Essentially, it’s a web development/video production company—but really it’s more than that. While there are lots of amazing design companies out there, we are the only one that we know of dedicated to improving the lives of orphaned children.

It’s like spaghetti sauce in a way. When I walk into the grocery story, I see dozens of different brands on the shelf, all basically the same and all promising to make my otherwise bland pasta taste better. But I always choose Newman’s Own. And why is that? Because they give 100% of their net profits to fund charitable work. So long as the sauce is tasty (which it is), I’d rather my money go to do some good in the world than simply make some food conglomerate a little richer.

We’re hoping a bit of this logic works for Charity Design.

After twenty years of practice in the writing, production and marketing world for me, and vast coding and design skill for Clifton, we’re teaming up to see what we can do. If you or someone you know might be looking for web or production work, please let us know. Here’s the site. Take a look.

As our new website says, “Through Charity Design we use our talents and experience for a limited number of awesome clients, keep prices low, earn what we need, and keep striving every day to make life better for as many orphans as possible. We help you. You help us. And indirectly, we both help the children who so desperately need us all.”

  • Natalie Graham
    Posted at 14:21h, 14 March

    Very cool, John. I hope you quickly have the enviable dilemma of picking your short-list of accounts from a deluge of possible clients. I didn’t realize that Clifton was a IT’er like me!
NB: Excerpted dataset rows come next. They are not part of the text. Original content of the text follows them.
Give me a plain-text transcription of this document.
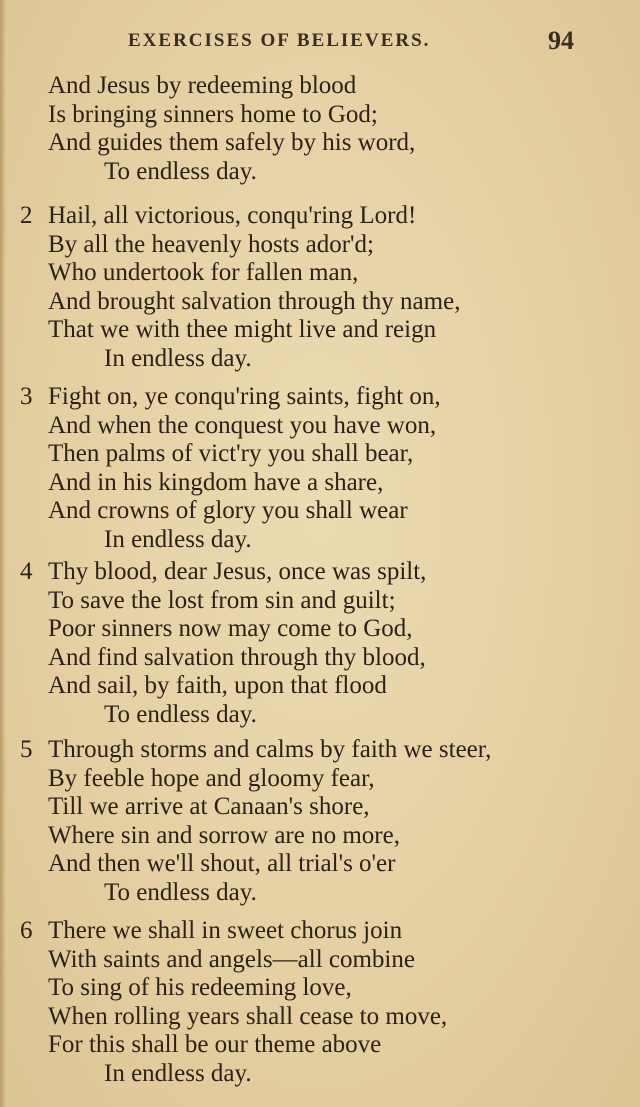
EXERCISES OF BELIEVERS.	94
And Jesus by redeeming blood
Is bringing sinners home to God;
And guides them safely by his word,
To endless day.
2 Hail, all victorious, conqu'ring Lord!
By all the heavenly hosts ador'd;
Who undertook for fallen man,
And brought salvation through thy name,
That we with thee might live and reign
In endless day.
3 Fight on, ye conqu'ring saints, fight on,
And when the conquest you have won,
Then palms of vict'ry you shall bear,
And in his kingdom have a share,
And crowns of glory you shall wear
In endless day.
4 Thy blood, dear Jesus, once was spilt,
To save the lost from sin and guilt;
Poor sinners now may come to God,
And find salvation through thy blood,
And sail, by faith, upon that flood
To endless day.
5 Through storms and calms by faith we steer,
By feeble hope and gloomy fear,
Till we arrive at Canaan's shore,
Where sin and sorrow are no more,
And then we'll shout, all trial's o'er
To endless day.
6 There we shall in sweet chorus join
With saints and angels—all combine
To sing of his redeeming love,
When rolling years shall cease to move,
For this shall be our theme above
In endless day.
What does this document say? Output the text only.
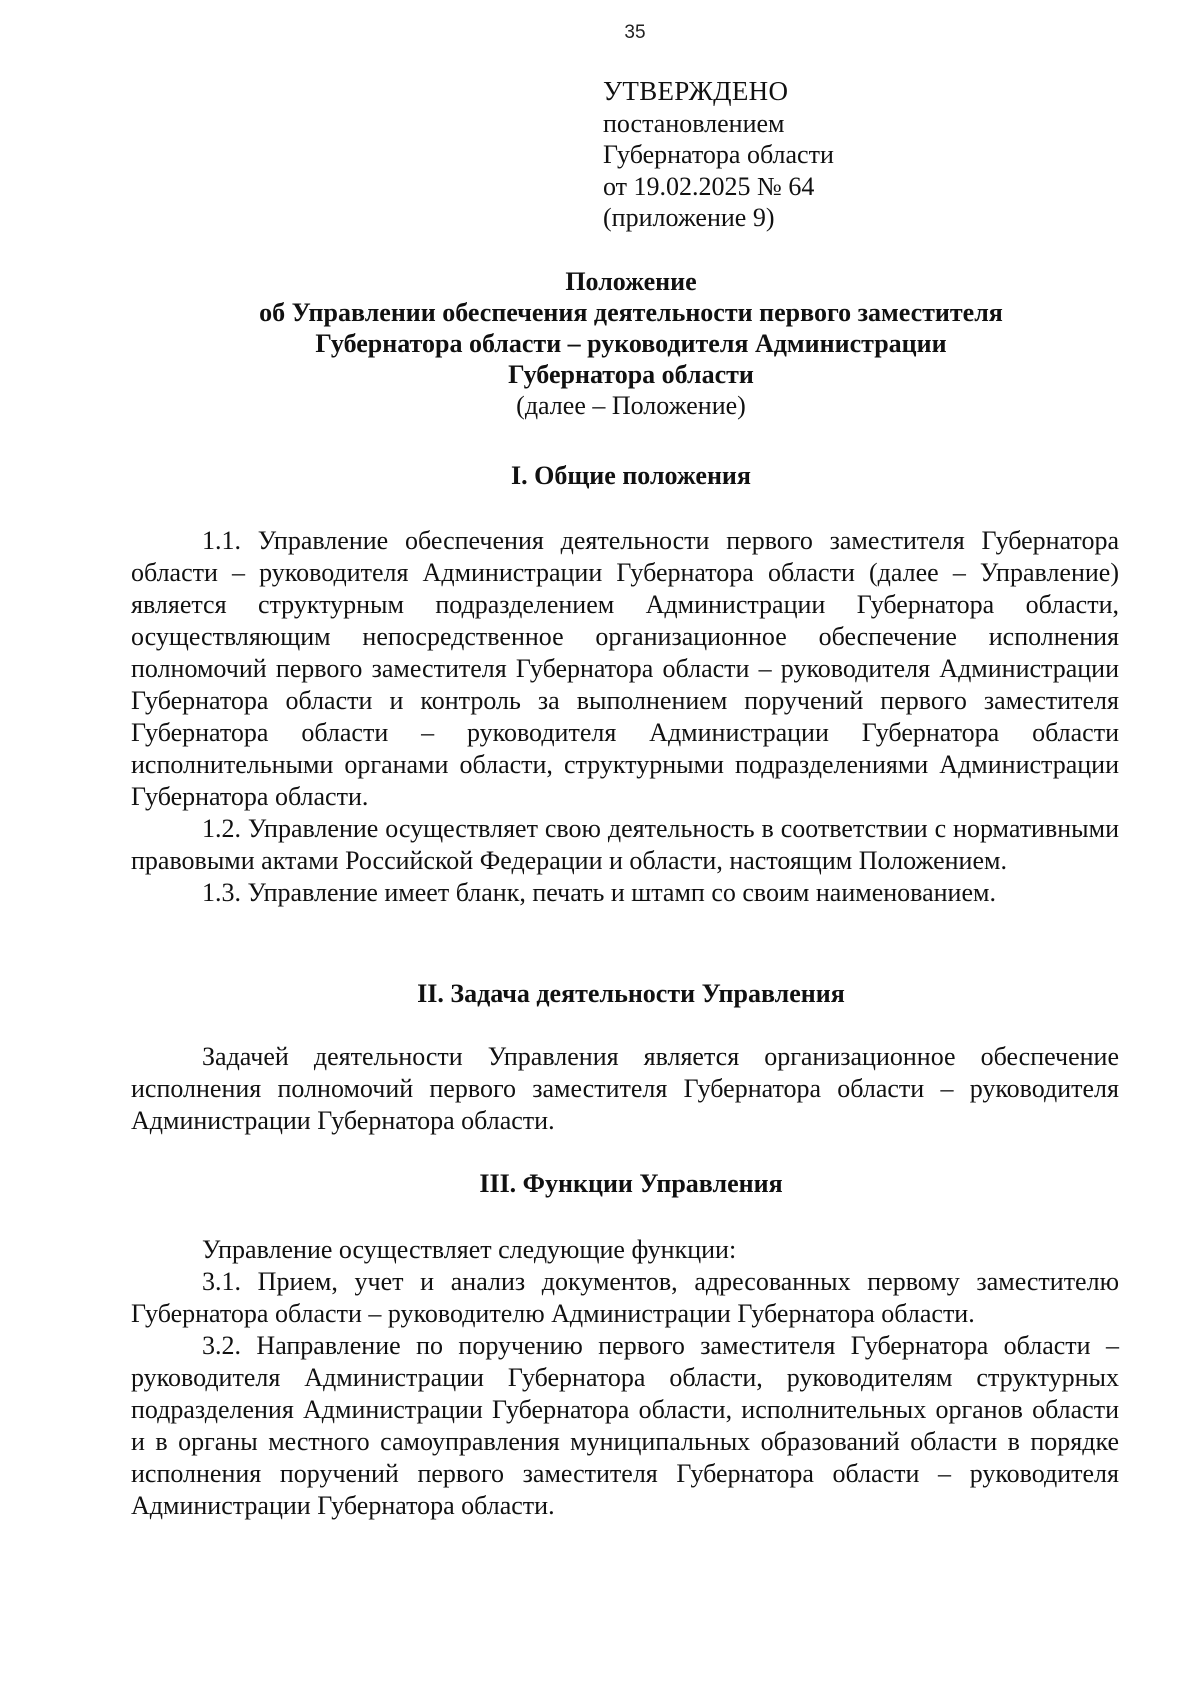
35
УТВЕРЖДЕНО
постановлением
Губернатора области
от 19.02.2025 № 64
(приложение 9)
Положение
об Управлении обеспечения деятельности первого заместителя
Губернатора области – руководителя Администрации
Губернатора области
(далее – Положение)
I. Общие положения

1.1. Управление обеспечения деятельности первого заместителя Губернатора области – руководителя Администрации Губернатора области (далее – Управление) является структурным подразделением Администрации Губернатора области, осуществляющим непосредственное организационное обеспечение исполнения полномочий первого заместителя Губернатора области – руководителя Администрации Губернатора области и контроль за выполнением поручений первого заместителя Губернатора области – руководителя Администрации Губернатора области исполнительными органами области, структурными подразделениями Администрации Губернатора области.

1.2. Управление осуществляет свою деятельность в соответствии с нормативными правовыми актами Российской Федерации и области, настоящим Положением.

1.3. Управление имеет бланк, печать и штамп со своим наименованием.

II. Задача деятельности Управления

Задачей деятельности Управления является организационное обеспечение исполнения полномочий первого заместителя Губернатора области – руководителя Администрации Губернатора области.

III. Функции Управления

Управление осуществляет следующие функции:

3.1. Прием, учет и анализ документов, адресованных первому заместителю Губернатора области – руководителю Администрации Губернатора области.

3.2. Направление по поручению первого заместителя Губернатора области – руководителя Администрации Губернатора области, руководителям структурных подразделения Администрации Губернатора области, исполнительных органов области и в органы местного самоуправления муниципальных образований области в порядке исполнения поручений первого заместителя Губернатора области – руководителя Администрации Губернатора области.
    I also enjoyed this post because I got to see both of you in the pics – usually it’s you or Clifton taking the pictures so we don’t get the treat of seeing your mugs in the posts very frequently! 😀

    Blessings to all over at GSAM. I hope Rick’s recovery is continuing to make progress and the frequency and severity of his pain lessens each day..

  • Betsy Pearson
    Posted at 00:43h, 15 March

    John, thanks for launching this new venture with your friend Clifton. You are both doing God’s work in the world! Blessings on this great work!


  • Ana Katsuya
    Posted at 06:41h, 16 March

    Hi John,
    This is an amazing project!
    I wish you and Clifton much luck and success.
    I’ll keep an eye out for potential clients.